ECLI:NL:RVS:2005:AT3730
Raad van State
- Hoger beroep
- K. Brink
- W.C.E. Hammerstein-Schoonderwoerd
- Ch.W. Mouton
- Rechtspraak.nl
Toewijzing van broeikasgasemissierechten en niet-ontvankelijkheid van beroep
In deze zaak gaat het om de toewijzing van broeikasgasemissierechten voor de planperiode 2005 tot en met 2007 door de Staatssecretaris van Volkshuisvesting, Ruimtelijke Ordening en Milieubeheer en de Minister van Economische Zaken. Bij besluit van 21 oktober 2004, kenmerk KVI/2004101123, zijn deze rechten toegewezen aan inrichtingen die vallen onder het systeem van de handel in broeikasgasemissierechten. Dit besluit is op 22 en 25 oktober 2004 aan belanghebbenden toegezonden, en de kennisgeving is op 25 oktober 2004 gepubliceerd in de Staatscourant.

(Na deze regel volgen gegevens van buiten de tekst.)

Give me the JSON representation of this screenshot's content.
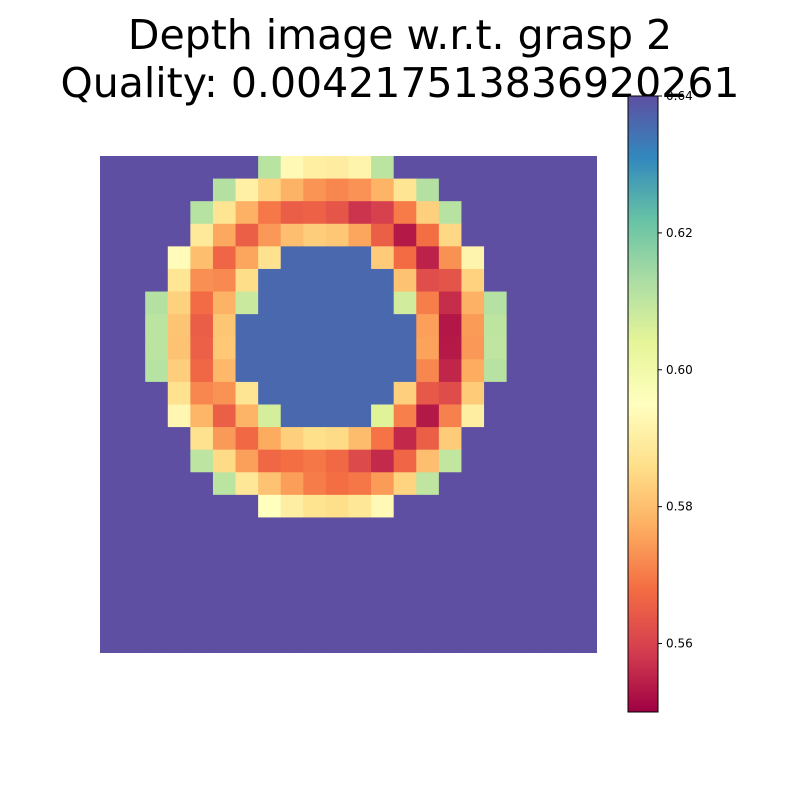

Appellante heeft op 1 december 2004 beroep ingesteld tegen dit besluit, welke op 2 december 2004 bij de Raad van State is ingekomen. Verweerders hebben op 27 januari 2005 een verweerschrift ingediend, gevolgd door een nader verweerschrift op 10 februari 2005. De zaak is op 22 februari 2005 ter zitting behandeld, waarbij zowel appellante als verweerders zich hebben laten vertegenwoordigen.
De Raad van State heeft overwogen dat appellante € 273,00 aan griffierecht verschuldigd was voor het door haar ingestelde beroep. Volgens artikel 8:41, tweede lid, van de Algemene wet bestuursrecht dient het griffierecht binnen vier weken na de mededeling van de verschuldigdheid te zijn voldaan, anders wordt het beroep niet-ontvankelijk verklaard. Appellante is op 7 december 2004 per aangetekende brief gewezen op deze verplichting, maar heeft het griffierecht niet tijdig voldaan. De Raad van State concludeert dat er geen feiten of omstandigheden zijn die erop wijzen dat appellante niet in verzuim is geweest.
Daarom heeft de Raad van State het beroep niet-ontvankelijk verklaard en is er geen aanleiding voor een proceskostenveroordeling. De uitspraak is gedaan in naam der Koningin en openbaar uitgesproken op 8 april 2005.